Consistent Zero-Shot Imitation with Contrastive Goal Inference
Abstract
In the same way that generative models today conduct most of their training in a self-supervised fashion, how can agentic models conduct their training in a self-supervised fashion, interactively exploring, learning, and preparing to quickly adapt to new tasks? The problem of reward-free exploration is well studied in the unsupervised reinforcement learning (URL) literature but fails to prepare agents for rapid adaptation to new demonstrations. Today's language and vision models are trained on data provided by humans, which provides a strong inductive bias for the sorts of tasks that the model will have to solve. However, when prompted to imitate a new task, some methods perform distribution matching against the demonstration data without properly accounting for the difficulty of various tasks. The key contribution of our paper is a method for pre-training interactive agents in a self-supervised fashion, so that they can instantly mimic expert demonstrations.

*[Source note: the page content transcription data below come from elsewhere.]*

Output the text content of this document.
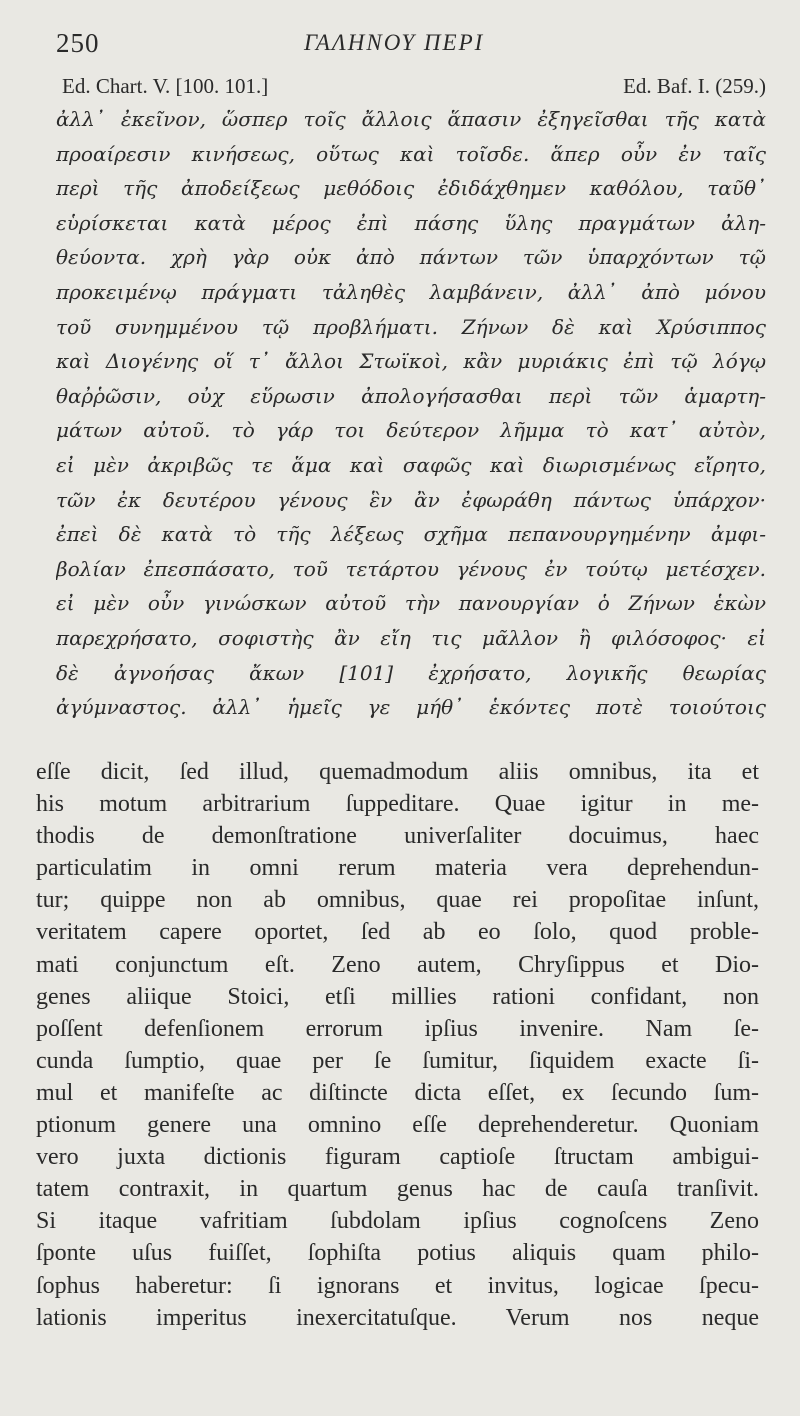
250	ΓΑΛΗΝΟΥ ΠΕΡΙ
Ed. Chart. V. [100. 101.]	Ed. Baf. I. (259.)
ἀλλ᾽ ἐκεῖνον, ὥσπερ τοῖς ἄλλοις ἅπασιν ἐξηγεῖσθαι τῆς κατὰ
προαίρεσιν κινήσεως, οὕτως καὶ τοῖσδε. ἅπερ οὖν ἐν ταῖς
περὶ τῆς ἀποδείξεως μεθόδοις ἐδιδάχθημεν καθόλου, ταῦθ᾽
εὑρίσκεται κατὰ μέρος ἐπὶ πάσης ὕλης πραγμάτων ἀλη-
θεύοντα. χρὴ γὰρ οὐκ ἀπὸ πάντων τῶν ὑπαρχόντων τῷ
προκειμένῳ πράγματι τἀληθὲς λαμβάνειν, ἀλλ᾽ ἀπὸ μόνου
τοῦ συνημμένου τῷ προβλήματι. Ζήνων δὲ καὶ Χρύσιππος
καὶ Διογένης οἵ τ᾽ ἄλλοι Στωϊκοὶ, κἂν μυριάκις ἐπὶ τῷ λόγῳ
θαῤῥῶσιν, οὐχ εὕρωσιν ἀπολογήσασθαι περὶ τῶν ἁμαρτη-
μάτων αὐτοῦ. τὸ γάρ τοι δεύτερον λῆμμα τὸ κατ᾽ αὐτὸν,
εἰ μὲν ἀκριβῶς τε ἅμα καὶ σαφῶς καὶ διωρισμένως εἴρητο,
τῶν ἐκ δευτέρου γένους ἓν ἂν ἐφωράθη πάντως ὑπάρχον·
ἐπεὶ δὲ κατὰ τὸ τῆς λέξεως σχῆμα πεπανουργημένην ἀμφι-
βολίαν ἐπεσπάσατο, τοῦ τετάρτου γένους ἐν τούτῳ μετέσχεν.
εἰ μὲν οὖν γινώσκων αὐτοῦ τὴν πανουργίαν ὁ Ζήνων ἑκὼν
παρεχρήσατο, σοφιστὴς ἂν εἴη τις μᾶλλον ἢ φιλόσοφος· εἰ
δὲ ἀγνοήσας ἄκων [101] ἐχρήσατο, λογικῆς θεωρίας
ἀγύμναστος. ἀλλ᾽ ἡμεῖς γε μήθ᾽ ἑκόντες ποτὲ τοιούτοις
eſſe dicit, ſed illud, quemadmodum aliis omnibus, ita et
his motum arbitrarium ſuppeditare. Quae igitur in me-
thodis de demonſtratione univerſaliter docuimus, haec
particulatim in omni rerum materia vera deprehendun-
tur; quippe non ab omnibus, quae rei propoſitae inſunt,
veritatem capere oportet, ſed ab eo ſolo, quod proble-
mati conjunctum eſt. Zeno autem, Chryſippus et Dio-
genes aliique Stoici, etſi millies rationi confidant, non
poſſent defenſionem errorum ipſius invenire. Nam ſe-
cunda ſumptio, quae per ſe ſumitur, ſiquidem exacte ſi-
mul et manifeſte ac diſtincte dicta eſſet, ex ſecundo ſum-
ptionum genere una omnino eſſe deprehenderetur. Quoniam
vero juxta dictionis figuram captioſe ſtructam ambigui-
tatem contraxit, in quartum genus hac de cauſa tranſivit.
Si itaque vafritiam ſubdolam ipſius cognoſcens Zeno
ſponte uſus fuiſſet, ſophiſta potius aliquis quam philo-
ſophus haberetur: ſi ignorans et invitus, logicae ſpecu-
lationis imperitus inexercitatuſque. Verum nos neque
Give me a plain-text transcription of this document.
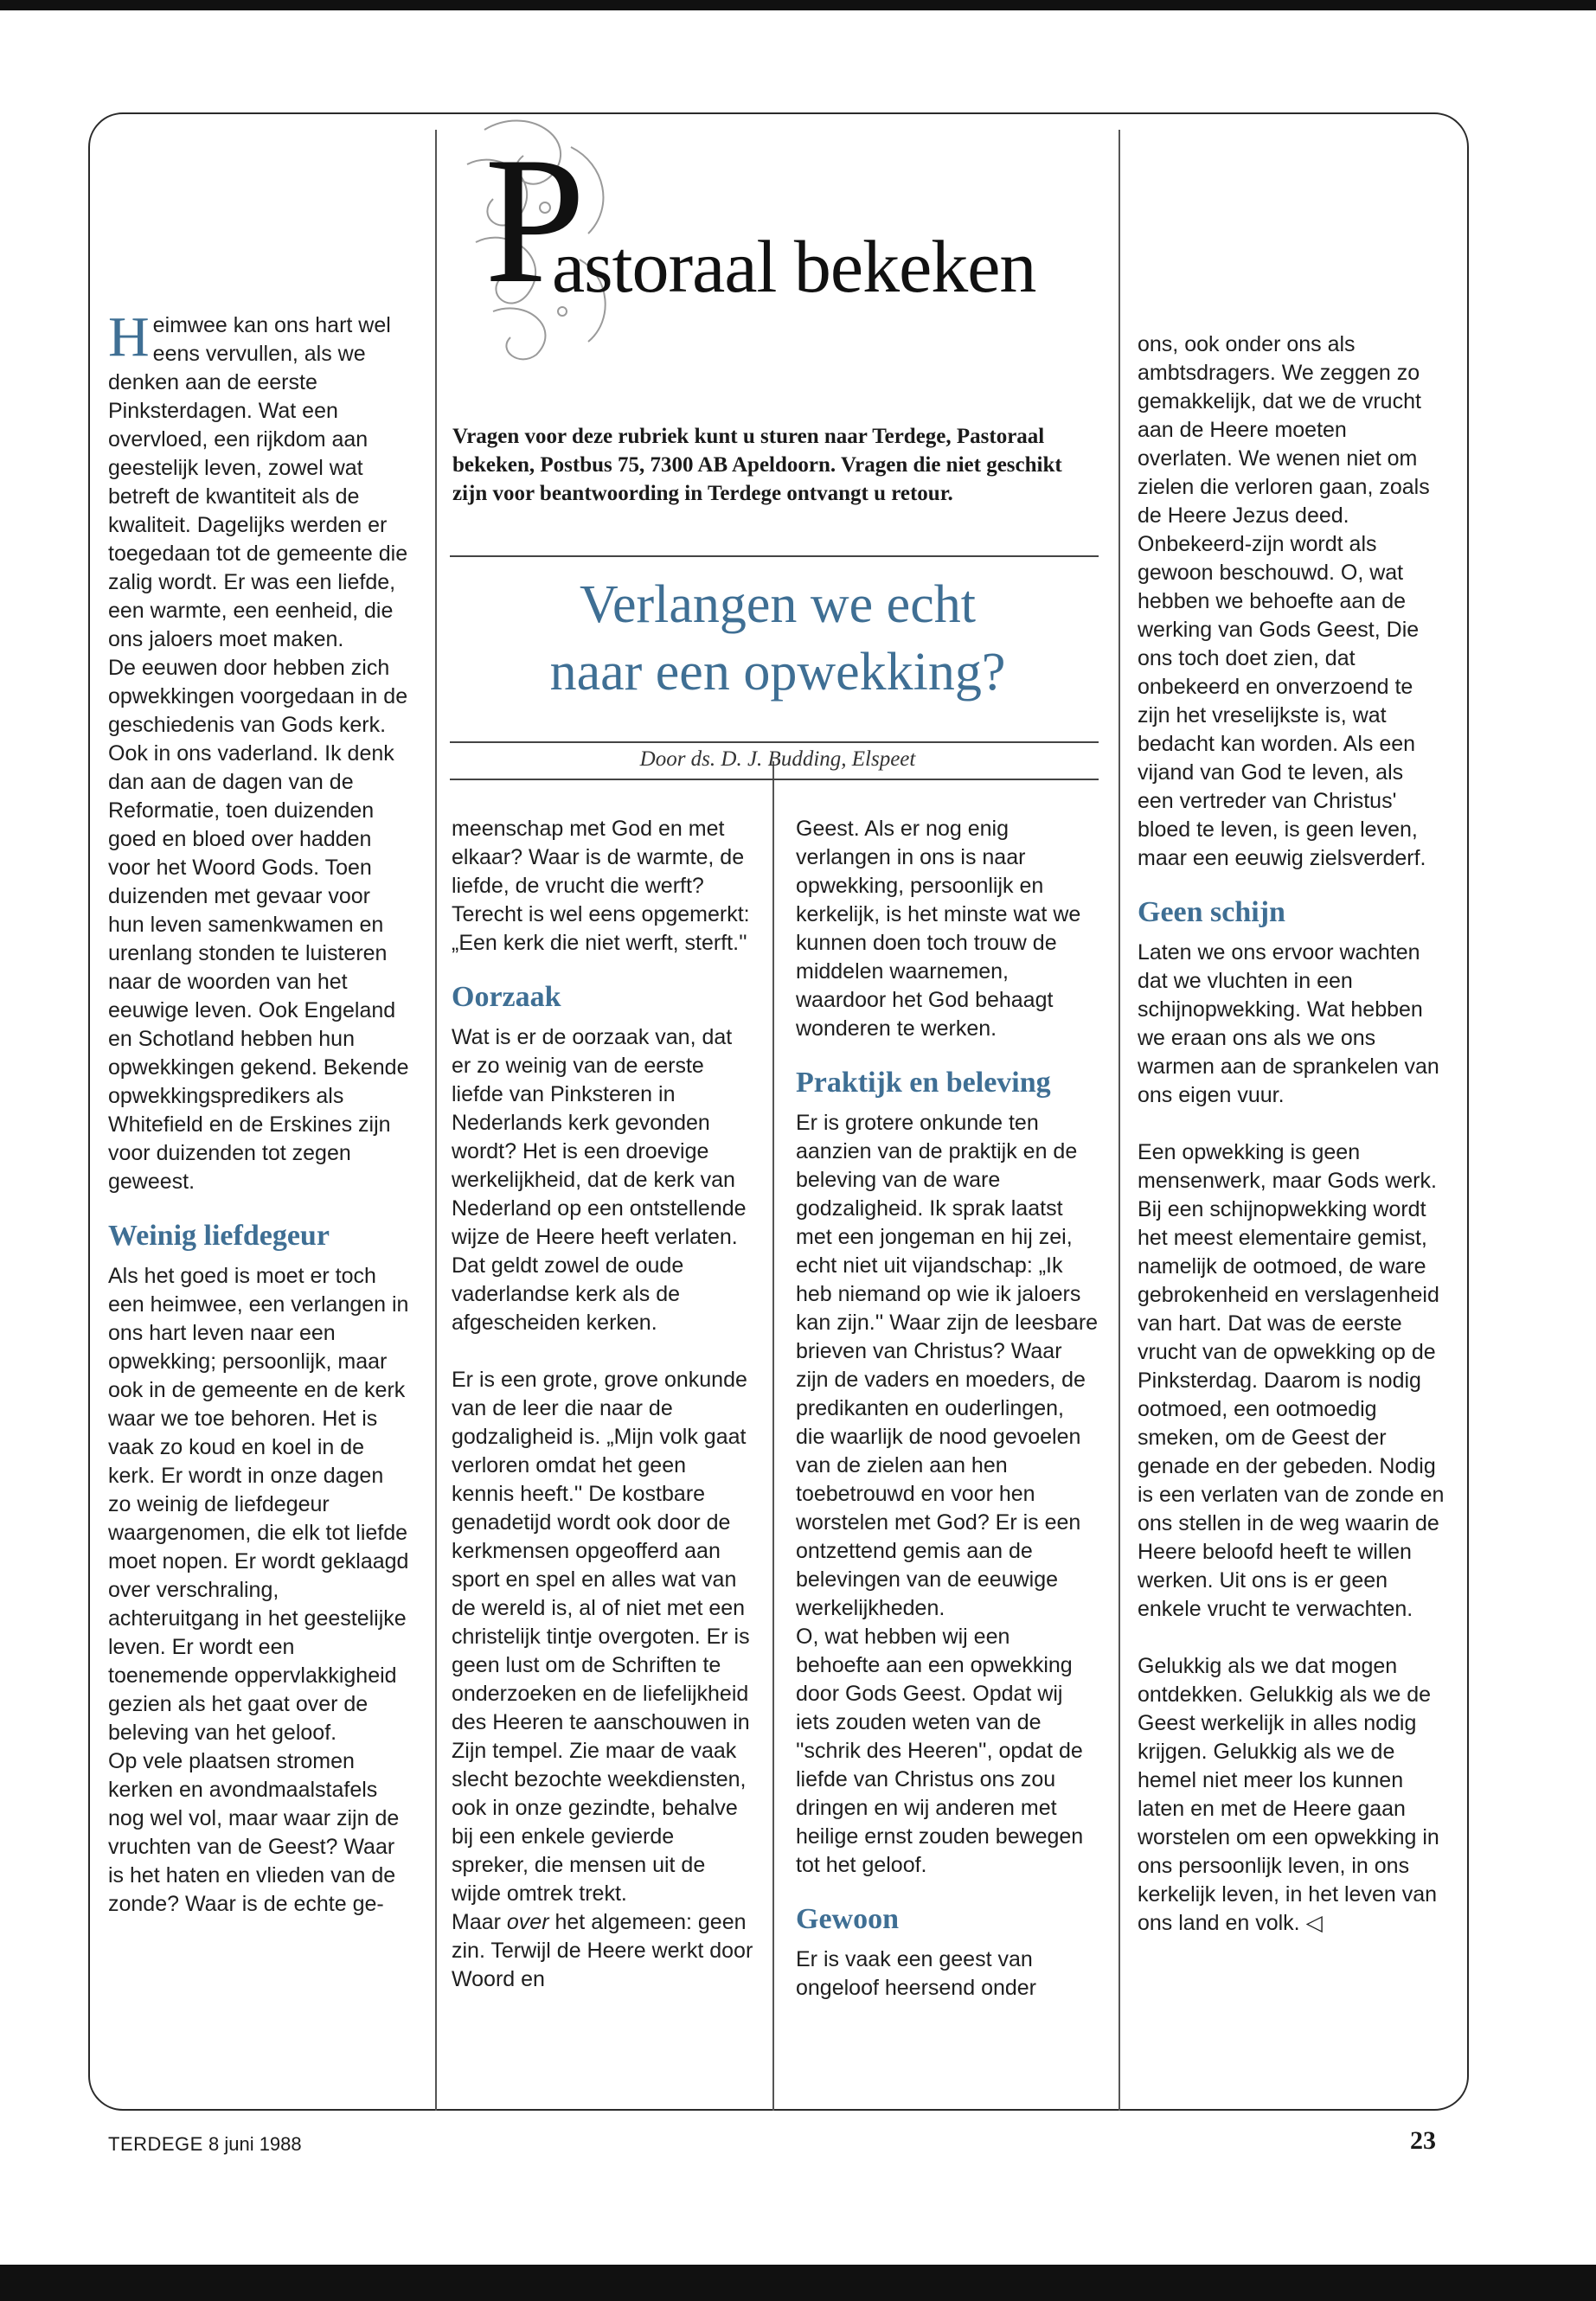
P
astoraal bekeken

Vragen voor deze rubriek kunt u sturen naar Terdege, Pastoraal bekeken, Postbus 75, 7300 AB Apeldoorn. Vragen die niet geschikt zijn voor beantwoording in Terdege ontvangt u retour.

Verlangen we echt
naar een opwekking?
Door ds. D. J. Budding, Elspeet

Heimwee kan ons hart wel eens vervullen, als we denken aan de eerste Pinksterdagen. Wat een overvloed, een rijkdom aan geestelijk leven, zowel wat betreft de kwantiteit als de kwaliteit. Dagelijks werden er toegedaan tot de gemeente die zalig wordt. Er was een liefde, een warmte, een eenheid, die ons jaloers moet maken.

De eeuwen door hebben zich opwekkingen voorgedaan in de geschiedenis van Gods kerk. Ook in ons vaderland. Ik denk dan aan de dagen van de Reformatie, toen duizenden goed en bloed over hadden voor het Woord Gods. Toen duizenden met gevaar voor hun leven samenkwamen en urenlang stonden te luisteren naar de woorden van het eeuwige leven. Ook Engeland en Schotland hebben hun opwekkingen gekend. Bekende opwekkingspredikers als Whitefield en de Erskines zijn voor duizenden tot zegen geweest.

Weinig liefdegeur

Als het goed is moet er toch een heimwee, een verlangen in ons hart leven naar een opwekking; persoonlijk, maar ook in de gemeente en de kerk waar we toe behoren. Het is vaak zo koud en koel in de kerk. Er wordt in onze dagen zo weinig de liefdegeur waargenomen, die elk tot liefde moet nopen. Er wordt geklaagd over verschraling, achteruitgang in het geestelijke leven. Er wordt een toenemende oppervlakkigheid gezien als het gaat over de beleving van het geloof.

Op vele plaatsen stromen kerken en avondmaalstafels nog wel vol, maar waar zijn de vruchten van de Geest? Waar is het haten en vlieden van de zonde? Waar is de echte ge-

meenschap met God en met elkaar? Waar is de warmte, de liefde, de vrucht die werft? Terecht is wel eens opgemerkt: „Een kerk die niet werft, sterft.''

Oorzaak

Wat is er de oorzaak van, dat er zo weinig van de eerste liefde van Pinksteren in Nederlands kerk gevonden wordt? Het is een droevige werkelijkheid, dat de kerk van Nederland op een ontstellende wijze de Heere heeft verlaten. Dat geldt zowel de oude vaderlandse kerk als de afgescheiden kerken.

Er is een grote, grove onkunde van de leer die naar de godzaligheid is. „Mijn volk gaat verloren omdat het geen kennis heeft.'' De kostbare genadetijd wordt ook door de kerkmensen opgeofferd aan sport en spel en alles wat van de wereld is, al of niet met een christelijk tintje overgoten. Er is geen lust om de Schriften te onderzoeken en de liefelijkheid des Heeren te aanschouwen in Zijn tempel. Zie maar de vaak slecht bezochte weekdiensten, ook in onze gezindte, behalve bij een enkele gevierde spreker, die mensen uit de wijde omtrek trekt.

Maar over het algemeen: geen zin. Terwijl de Heere werkt door Woord en

Geest. Als er nog enig verlangen in ons is naar opwekking, persoonlijk en kerkelijk, is het minste wat we kunnen doen toch trouw de middelen waarnemen, waardoor het God behaagt wonderen te werken.

Praktijk en beleving

Er is grotere onkunde ten aanzien van de praktijk en de beleving van de ware godzaligheid. Ik sprak laatst met een jongeman en hij zei, echt niet uit vijandschap: „Ik heb niemand op wie ik jaloers kan zijn.'' Waar zijn de leesbare brieven van Christus? Waar zijn de vaders en moeders, de predikanten en ouderlingen, die waarlijk de nood gevoelen van de zielen aan hen toebetrouwd en voor hen worstelen met God? Er is een ontzettend gemis aan de belevingen van de eeuwige werkelijkheden.

O, wat hebben wij een behoefte aan een opwekking door Gods Geest. Opdat wij iets zouden weten van de ''schrik des Heeren'', opdat de liefde van Christus ons zou dringen en wij anderen met heilige ernst zouden bewegen tot het geloof.

Gewoon

Er is vaak een geest van ongeloof heersend onder

ons, ook onder ons als ambtsdragers. We zeggen zo gemakkelijk, dat we de vrucht aan de Heere moeten overlaten. We wenen niet om zielen die verloren gaan, zoals de Heere Jezus deed. Onbekeerd-zijn wordt als gewoon beschouwd. O, wat hebben we behoefte aan de werking van Gods Geest, Die ons toch doet zien, dat onbekeerd en onverzoend te zijn het vreselijkste is, wat bedacht kan worden. Als een vijand van God te leven, als een vertreder van Christus' bloed te leven, is geen leven, maar een eeuwig zielsverderf.

Geen schijn

Laten we ons ervoor wachten dat we vluchten in een schijnopwekking. Wat hebben we eraan ons als we ons warmen aan de sprankelen van ons eigen vuur.

Een opwekking is geen mensenwerk, maar Gods werk. Bij een schijnopwekking wordt het meest elementaire gemist, namelijk de ootmoed, de ware gebrokenheid en verslagenheid van hart. Dat was de eerste vrucht van de opwekking op de Pinksterdag. Daarom is nodig ootmoed, een ootmoedig smeken, om de Geest der genade en der gebeden. Nodig is een verlaten van de zonde en ons stellen in de weg waarin de Heere beloofd heeft te willen werken. Uit ons is er geen enkele vrucht te verwachten.

Gelukkig als we dat mogen ontdekken. Gelukkig als we de Geest werkelijk in alles nodig krijgen. Gelukkig als we de hemel niet meer los kunnen laten en met de Heere gaan worstelen om een opwekking in ons persoonlijk leven, in ons kerkelijk leven, in het leven van ons land en volk. ◁

TERDEGE 8 juni 1988	23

Our method treats goals (i.e., observations) as the atomic construct. During training, our method automatically proposes goals and practices reaching them, building off prior work in reinforcement learning exploration. During evaluation, our method solves an (amortized) inverse reinforcement learning problem to explain demonstrations as optimal goal-reaching behavior. Experiments on standard benchmarks (not designed for goal-reaching) show that our approach outperforms prior methods for zero-shot imitation.